Over 1,400 cases against PFI leaders, activists

The outfit also had a ‘secret wing which planned and executed revenge attacks’, agencies alleged

Updated - September 29, 2022 09:31 am IST

Published - September 28, 2022 09:43 pm IST - NEW DELHI:

PFI activists staging a protest march in the city during the Hartal called by them following the arrest of its leaders, in Thiruvananthapuram, on September 23, 2022.

PFI activists staging a protest march in the city during the Hartal called by them following the arrest of its leaders, in Thiruvananthapuram, on September 23, 2022. | Photo Credit: Mahinsha S

More than 1,400 criminal cases had been registered against the leaders and activists of the now-proscribed Popular Front of India (PFI) and its affiliates across the country over the years, according to investigating agencies.

Several PFI leaders and members were allegedly previously affiliated to the Students Islamic Movement of India (SIMI), which was banned in 2001. “The predecessor of PFI in Kerala, i.e. National Development Fund, was established by former SIMI leaders,” said a senior agency official.

Also read:The Popular Front of India, its origins, presence, and controversies

The PFI had a well-structured organisational setup at the national, State and local levels, with a 13-member national executive council headed by its chairman as the supreme decision-making body. Its national general assembly had representatives from each State.
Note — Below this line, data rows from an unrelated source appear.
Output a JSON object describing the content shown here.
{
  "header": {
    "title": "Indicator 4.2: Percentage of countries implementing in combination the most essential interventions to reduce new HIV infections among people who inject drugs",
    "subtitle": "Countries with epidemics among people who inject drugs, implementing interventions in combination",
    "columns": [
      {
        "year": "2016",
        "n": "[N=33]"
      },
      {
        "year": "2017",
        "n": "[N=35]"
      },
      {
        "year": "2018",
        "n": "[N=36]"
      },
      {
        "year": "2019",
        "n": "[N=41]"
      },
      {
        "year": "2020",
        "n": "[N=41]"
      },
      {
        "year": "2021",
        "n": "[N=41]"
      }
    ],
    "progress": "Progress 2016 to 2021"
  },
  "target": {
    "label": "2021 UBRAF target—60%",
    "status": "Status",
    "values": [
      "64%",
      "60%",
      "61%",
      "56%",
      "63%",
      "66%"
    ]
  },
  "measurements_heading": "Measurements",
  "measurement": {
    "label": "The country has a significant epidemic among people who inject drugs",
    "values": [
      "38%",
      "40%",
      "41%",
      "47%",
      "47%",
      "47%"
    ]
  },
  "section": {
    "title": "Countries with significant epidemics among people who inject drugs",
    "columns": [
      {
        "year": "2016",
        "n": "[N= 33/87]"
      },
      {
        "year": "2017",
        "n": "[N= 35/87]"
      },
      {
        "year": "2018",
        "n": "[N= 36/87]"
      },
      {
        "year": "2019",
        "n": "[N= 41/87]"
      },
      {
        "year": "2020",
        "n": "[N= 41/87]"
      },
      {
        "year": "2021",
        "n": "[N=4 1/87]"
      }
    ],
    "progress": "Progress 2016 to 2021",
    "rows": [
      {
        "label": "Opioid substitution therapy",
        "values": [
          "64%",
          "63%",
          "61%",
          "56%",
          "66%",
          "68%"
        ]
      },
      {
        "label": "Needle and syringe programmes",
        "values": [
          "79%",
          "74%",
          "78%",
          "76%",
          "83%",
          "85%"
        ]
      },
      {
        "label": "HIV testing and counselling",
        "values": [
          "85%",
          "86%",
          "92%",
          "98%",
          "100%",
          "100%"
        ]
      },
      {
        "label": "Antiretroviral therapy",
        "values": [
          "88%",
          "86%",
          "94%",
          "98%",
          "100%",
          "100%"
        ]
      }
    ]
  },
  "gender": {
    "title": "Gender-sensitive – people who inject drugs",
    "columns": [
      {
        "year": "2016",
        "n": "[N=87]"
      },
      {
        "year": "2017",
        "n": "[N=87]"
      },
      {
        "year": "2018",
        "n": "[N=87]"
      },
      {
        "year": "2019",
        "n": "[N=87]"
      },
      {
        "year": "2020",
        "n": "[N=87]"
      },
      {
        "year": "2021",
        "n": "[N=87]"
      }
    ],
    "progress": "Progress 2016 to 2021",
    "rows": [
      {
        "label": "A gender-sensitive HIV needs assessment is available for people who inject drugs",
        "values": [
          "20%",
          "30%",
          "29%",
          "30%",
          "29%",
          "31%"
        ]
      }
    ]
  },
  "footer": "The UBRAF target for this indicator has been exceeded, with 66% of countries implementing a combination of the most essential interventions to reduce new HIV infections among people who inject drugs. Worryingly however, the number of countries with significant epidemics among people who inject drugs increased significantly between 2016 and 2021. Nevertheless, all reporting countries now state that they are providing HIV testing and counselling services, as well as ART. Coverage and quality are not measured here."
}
The outfit also had a “secret wing” which planned and executed “revenge attacks”, it is alleged.

According to the agencies, most of those accused of hacking to death Praveen Nettaru, a member of the Bharatiya Janata Yuva Morcha, in Karnataka’s Bellare on July 26 were affiliated to the PFI.

“Over the years, the PFI members have been involved in such violent crimes. In July 2010, the hand of a professor, T.J. Joseph, was chopped off. Then, there was an active involvement of the PFI and Social Democratic Party of India (SDPI) cadres in the 2020 Bengaluru riots. The NIA investigated two related cases and among the charge-sheeted, 47 belonged to PFI/SDPI,” said the official.

In June 2021, explosives were seized from the Padam forest area in Kerala. It was allegedly a PFI training site. “On February 16, 2021, the UP Special Task Force (STF) had arrested the national coordinator of PFI’s physical education division with explosives and detonators. In April 2013, the Kerala Police had seized arms and explosive materials from a camp in Narath. The NIA later took over the Narath case, in which 21 accused were convicted in 2016,” he said.

The PFI activists allegedly took part in the anti-Citizenship Amendment Act (CAA) protests during December 2019-March 2020. In Uttar Pradesh, 51 cases were registered to probe violent agitations against the Act. “The PFI-led Samvidhan Suraksha Andolan was among the prominent common platforms which coordinated the agitations. Also, the PFI’s role in the Delhi riots was investigated by the ED,” the official said, adding that the Hijab issue in Karnataka had also been blown out of proportion by its students’ wing, Campus Front of India.

Besides, several persons allegedly affiliated to the PFI, particularly from Kerala, had joined ISIS and indulged in terror activities in Syria, Iraq and Afghanistan. “The PFI draws inspiration from the Muslim Brotherhood. It had observed August 30 as ‘Solidarity Day’ (when the Muslim Brotherhood government led by Mohammed Morsi was ousted in Egypt in 2013),” he alleged.

The agencies allege that the PFI’s funding source was also dubious. During the investigation, the Income Tax Department found that the deposits with respect to 36 of the 85 bank accounts of the PFI were not supported by the respective financial profile of account holders. Based on the findings, the agency withdrew/cancelled the registration granted to the PFI and also cancelled the tax exemptions of its NGO, Rehab India Foundation.

Following searches in 2020-21, the ED alleged that the outfit had created a well organised structure in Gulf countries for raising funds that were sent to India via the “hawala” channels and in the garb of payments for business dealings. The outfit had formed district executive committees in countries like the United Arab Emirates, Oman, Qatar, Kuwait, Bahrain and Saudi Arabia.

“The India Fraternity Forum (IFF) and Indian Social Forum (ISF) were PFI’s overseas fronts to engage with the expatriate Muslims. Their executive committees were responsible for sending money to the PFI in India without leaving any trail,” said another official.

Taking note of its alleged role in disruptive activities, the Jharkhand government had banned the organisation in 2019.

Said to have its presence in 17 States, the outfit had come into existence on December 9, 2006. “Three organisations — National Development Front (NDF), Kerala; Karnataka Forum for Dignity (KFD); and Manitha Neethi Pasarai (MNP), Tamil Nadu, rechristened the ‘South India Council’ (a Bengaluru-based entity floated by NDF in 2004) as the ‘Popular Front of India’,” the official said.